Two days after that hearing, Rogers picked up his subpoena at the Lewiston Police Department, commission officials said. At the same time, police found an outstanding warrant for unpaid fines on an earlier charge of negotiating a worthless instrument (or writing a bad check). Rogers was arrested and taken to Androscoggin County Jail, where he was booked, then released. He was convicted last year on a similar count, according to the Androscoggin County district attorney’s office.

Mendros, a Lewiston city councilor and former state representative, was subpoenaed to explain his role in an effort by St. James’ campaign to solicit from him a Republican Party voter list.

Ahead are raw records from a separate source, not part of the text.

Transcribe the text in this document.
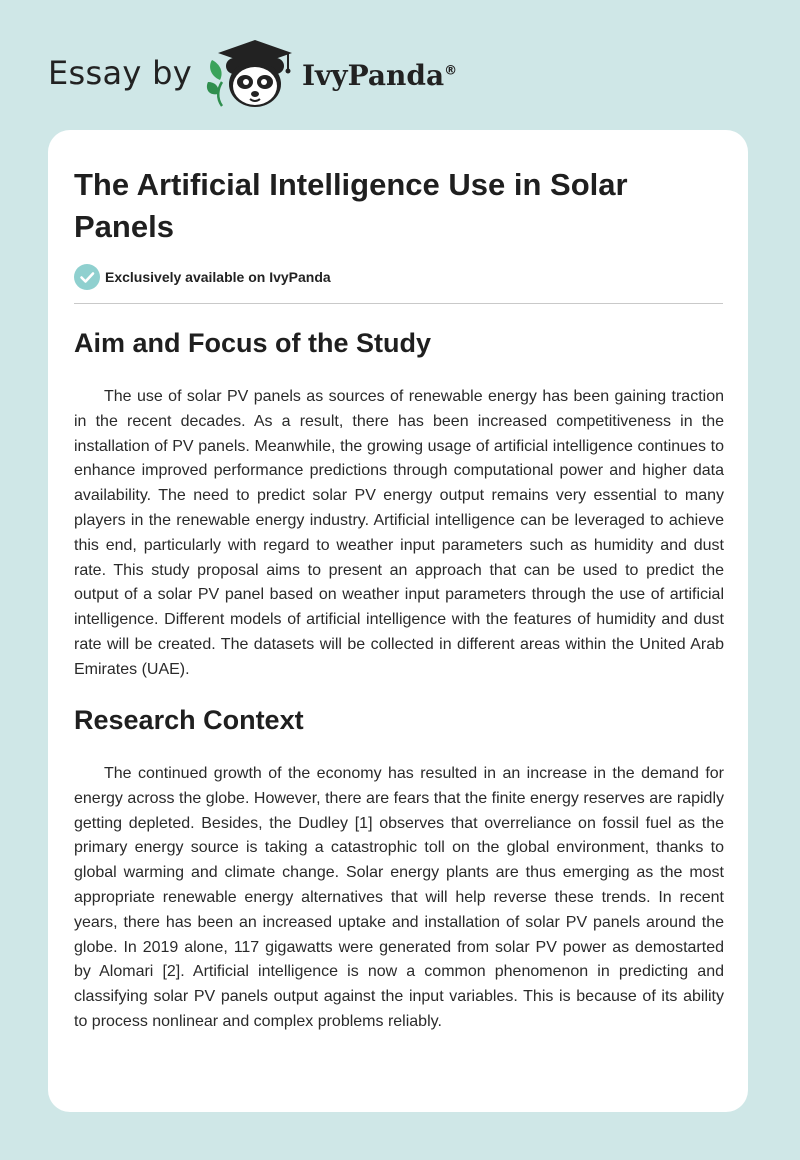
Essay by	IvyPanda®
The Artificial Intelligence Use in Solar Panels
Exclusively available on IvyPanda
Aim and Focus of the Study

The use of solar PV panels as sources of renewable energy has been gaining traction in the recent decades. As a result, there has been increased competitiveness in the installation of PV panels. Meanwhile, the growing usage of artificial intelligence continues to enhance improved performance predictions through computational power and higher data availability. The need to predict solar PV energy output remains very essential to many players in the renewable energy industry. Artificial intelligence can be leveraged to achieve this end, particularly with regard to weather input parameters such as humidity and dust rate. This study proposal aims to present an approach that can be used to predict the output of a solar PV panel based on weather input parameters through the use of artificial intelligence. Different models of artificial intelligence with the features of humidity and dust rate will be created. The datasets will be collected in different areas within the United Arab Emirates (UAE).

Research Context

The continued growth of the economy has resulted in an increase in the demand for energy across the globe. However, there are fears that the finite energy reserves are rapidly getting depleted. Besides, the Dudley [1] observes that overreliance on fossil fuel as the primary energy source is taking a catastrophic toll on the global environment, thanks to global warming and climate change. Solar energy plants are thus emerging as the most appropriate renewable energy alternatives that will help reverse these trends. In recent years, there has been an increased uptake and installation of solar PV panels around the globe. In 2019 alone, 117 gigawatts were generated from solar PV power as demostarted by Alomari [2]. Artificial intelligence is now a common phenomenon in predicting and classifying solar PV panels output against the input variables. This is because of its ability to process nonlinear and complex problems reliably.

St. James said Rogers and another campaign worker talked her into dating Mendros with the aim of getting the list.

Mendros said Thursday he never supplied her campaign with any voter list. The only lists he possessed were a Lewiston voter list and one left over from his congressional primary in 2002, he said.

The list in question is found on a members-only Republican Party Web site. Rogers supplied St. James with a password to the site so she could download the mailing list, she told the commission.

Mendros said he was given a password to gain access to the site months after his “fake date” with St. James and never passed along the information to her.

Jonathan Wayne, executive director at the commission, said he hoped to “test the veracity” of St. James’ testimony at the Nov. 9 hearing.

Mendros and Rogers worked together on political campaigns and are friends, Mendros said. Rogers could not be reached for comment Thursday. Mendros said he was out of state on business. The phone number listed on the jail’s booking sheet for Rogers rings at Mendros’ apartment; the address found on the sheet is that of Mendros’ apartment.